Now that we had pretty much worked out all of the problems we faced with the process of tracking points and getting a CG face to animate the way we want, the final challenge was to have the face animate both on the full body rig and in the context of Woody’s body animation, mainly Woody lifting his head, and the body animation that follows his line.

The problem I faced regarding allowing Woody’s face to animate along with the rest of his body was that in its current state, if I were to move the head at all the joints would stay in place, and, skin-bound, keep parts of the head with them, stretching the mesh in undesirable ways. Before I touched the full body rig, I tried this with just the head. What I did first was put all of the joints into a group, and set the pivot point to the same place as the head pivot. I then parent constrained the translation of each of the joints to their respective polygon, and I parent constrained the rotation of the group to the head control. This allowed me to animate Woody’s head, and the joints would not only stay firmly on his face, but they animated his face the same way with his head facing down as with any other direction.
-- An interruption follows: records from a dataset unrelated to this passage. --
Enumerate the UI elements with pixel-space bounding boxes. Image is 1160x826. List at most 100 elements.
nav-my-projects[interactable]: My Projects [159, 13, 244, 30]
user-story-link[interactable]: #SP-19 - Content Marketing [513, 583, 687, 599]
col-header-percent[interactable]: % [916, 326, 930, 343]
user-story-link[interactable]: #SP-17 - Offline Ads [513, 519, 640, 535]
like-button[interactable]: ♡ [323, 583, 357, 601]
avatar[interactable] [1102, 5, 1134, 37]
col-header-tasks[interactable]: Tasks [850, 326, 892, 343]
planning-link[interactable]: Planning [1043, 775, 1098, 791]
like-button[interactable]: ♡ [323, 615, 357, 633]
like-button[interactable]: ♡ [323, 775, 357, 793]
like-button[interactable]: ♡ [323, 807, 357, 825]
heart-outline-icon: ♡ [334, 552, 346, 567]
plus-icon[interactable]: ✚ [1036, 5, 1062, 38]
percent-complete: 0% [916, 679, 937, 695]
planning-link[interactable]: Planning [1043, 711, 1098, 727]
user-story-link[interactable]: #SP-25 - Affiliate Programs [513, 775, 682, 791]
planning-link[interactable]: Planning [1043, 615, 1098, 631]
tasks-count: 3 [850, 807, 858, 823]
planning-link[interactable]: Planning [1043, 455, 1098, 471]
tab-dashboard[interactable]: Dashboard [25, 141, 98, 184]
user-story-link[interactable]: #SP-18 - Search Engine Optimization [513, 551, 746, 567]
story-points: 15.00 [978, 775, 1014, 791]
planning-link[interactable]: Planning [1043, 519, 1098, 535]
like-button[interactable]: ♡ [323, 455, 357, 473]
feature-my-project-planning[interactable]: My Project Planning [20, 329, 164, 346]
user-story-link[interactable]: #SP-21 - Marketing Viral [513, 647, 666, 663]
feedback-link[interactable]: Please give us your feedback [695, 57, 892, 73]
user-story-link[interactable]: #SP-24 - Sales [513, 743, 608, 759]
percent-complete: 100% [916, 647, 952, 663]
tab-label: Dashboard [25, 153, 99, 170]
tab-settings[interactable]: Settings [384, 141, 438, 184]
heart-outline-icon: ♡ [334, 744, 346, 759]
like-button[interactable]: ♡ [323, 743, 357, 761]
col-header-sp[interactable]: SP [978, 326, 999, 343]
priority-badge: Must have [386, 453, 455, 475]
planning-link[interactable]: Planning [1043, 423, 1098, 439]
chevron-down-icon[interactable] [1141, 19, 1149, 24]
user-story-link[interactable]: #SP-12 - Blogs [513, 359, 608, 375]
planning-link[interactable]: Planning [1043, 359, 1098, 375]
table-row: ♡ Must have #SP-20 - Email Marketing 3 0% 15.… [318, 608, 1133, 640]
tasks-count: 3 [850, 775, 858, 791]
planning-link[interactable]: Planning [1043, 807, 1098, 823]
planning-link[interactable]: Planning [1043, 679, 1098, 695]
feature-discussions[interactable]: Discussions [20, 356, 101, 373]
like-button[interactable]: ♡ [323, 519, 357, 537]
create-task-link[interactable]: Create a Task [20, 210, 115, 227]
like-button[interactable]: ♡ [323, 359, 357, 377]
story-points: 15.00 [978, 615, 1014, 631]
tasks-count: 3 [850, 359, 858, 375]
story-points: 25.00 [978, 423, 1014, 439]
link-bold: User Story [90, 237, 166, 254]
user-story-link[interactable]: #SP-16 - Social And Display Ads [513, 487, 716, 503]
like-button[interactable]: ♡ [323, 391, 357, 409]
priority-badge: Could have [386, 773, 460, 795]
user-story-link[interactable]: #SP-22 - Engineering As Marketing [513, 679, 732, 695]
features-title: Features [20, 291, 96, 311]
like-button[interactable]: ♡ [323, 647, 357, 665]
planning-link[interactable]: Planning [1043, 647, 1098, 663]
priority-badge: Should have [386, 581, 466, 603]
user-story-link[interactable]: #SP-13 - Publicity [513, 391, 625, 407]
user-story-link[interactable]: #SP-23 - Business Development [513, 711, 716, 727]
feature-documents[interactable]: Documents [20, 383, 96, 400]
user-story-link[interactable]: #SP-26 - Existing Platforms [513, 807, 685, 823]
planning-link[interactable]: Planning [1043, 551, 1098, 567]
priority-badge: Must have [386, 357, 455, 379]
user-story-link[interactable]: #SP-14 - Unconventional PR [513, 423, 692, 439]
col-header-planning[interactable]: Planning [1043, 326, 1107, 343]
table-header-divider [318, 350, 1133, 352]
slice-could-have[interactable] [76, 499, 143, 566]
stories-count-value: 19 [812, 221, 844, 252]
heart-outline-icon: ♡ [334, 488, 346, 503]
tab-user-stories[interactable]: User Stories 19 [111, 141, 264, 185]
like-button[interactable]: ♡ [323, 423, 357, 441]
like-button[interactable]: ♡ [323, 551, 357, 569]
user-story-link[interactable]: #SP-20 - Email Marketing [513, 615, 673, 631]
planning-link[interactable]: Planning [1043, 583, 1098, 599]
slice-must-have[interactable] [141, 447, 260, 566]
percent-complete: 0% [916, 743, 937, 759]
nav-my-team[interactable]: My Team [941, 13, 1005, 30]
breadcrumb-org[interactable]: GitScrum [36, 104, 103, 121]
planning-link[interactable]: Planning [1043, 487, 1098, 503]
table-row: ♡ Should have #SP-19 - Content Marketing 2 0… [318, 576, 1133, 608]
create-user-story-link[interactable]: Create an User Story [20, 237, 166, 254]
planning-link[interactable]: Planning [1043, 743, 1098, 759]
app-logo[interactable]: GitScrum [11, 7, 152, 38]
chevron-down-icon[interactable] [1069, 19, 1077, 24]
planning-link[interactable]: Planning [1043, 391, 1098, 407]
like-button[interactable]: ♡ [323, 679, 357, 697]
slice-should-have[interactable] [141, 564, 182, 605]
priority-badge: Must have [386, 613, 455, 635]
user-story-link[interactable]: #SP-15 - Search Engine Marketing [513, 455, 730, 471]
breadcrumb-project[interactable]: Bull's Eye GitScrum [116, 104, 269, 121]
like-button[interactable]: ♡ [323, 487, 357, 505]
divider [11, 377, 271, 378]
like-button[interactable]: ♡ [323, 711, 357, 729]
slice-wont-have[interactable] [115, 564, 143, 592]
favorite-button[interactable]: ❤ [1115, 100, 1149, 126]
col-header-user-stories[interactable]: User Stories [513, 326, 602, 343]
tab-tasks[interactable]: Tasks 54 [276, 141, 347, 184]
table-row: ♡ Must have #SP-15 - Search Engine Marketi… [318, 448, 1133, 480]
            The last problem was that the full body rig already had a skin cluster, so binding more joints to the face was impossible. The solution was a simple one: instead of smooth binding the joints to the face, I made them influence objects. This way, they could behave the same way they always did, except they didn’t interfere with the pre-existing skin cluster. Other than this difference, the rest of the procedure was the same. 

All considered, this is without a doubt a much faster method of facial animation and lip synch than the traditional keyframe-based method. Creating the actual performance is done more or less in real time, and making the dots traceable is just a matter of placement and contrast. Once one understands what they are doing, the most time-consuming parts of the in-computer process are more tedious and repetitive than anything else. While this technique is obviously limited to the expressive abilities of the real human face, the amount of time it takes to get that level of performative quality and nuance this way versus the traditional way is incomparable.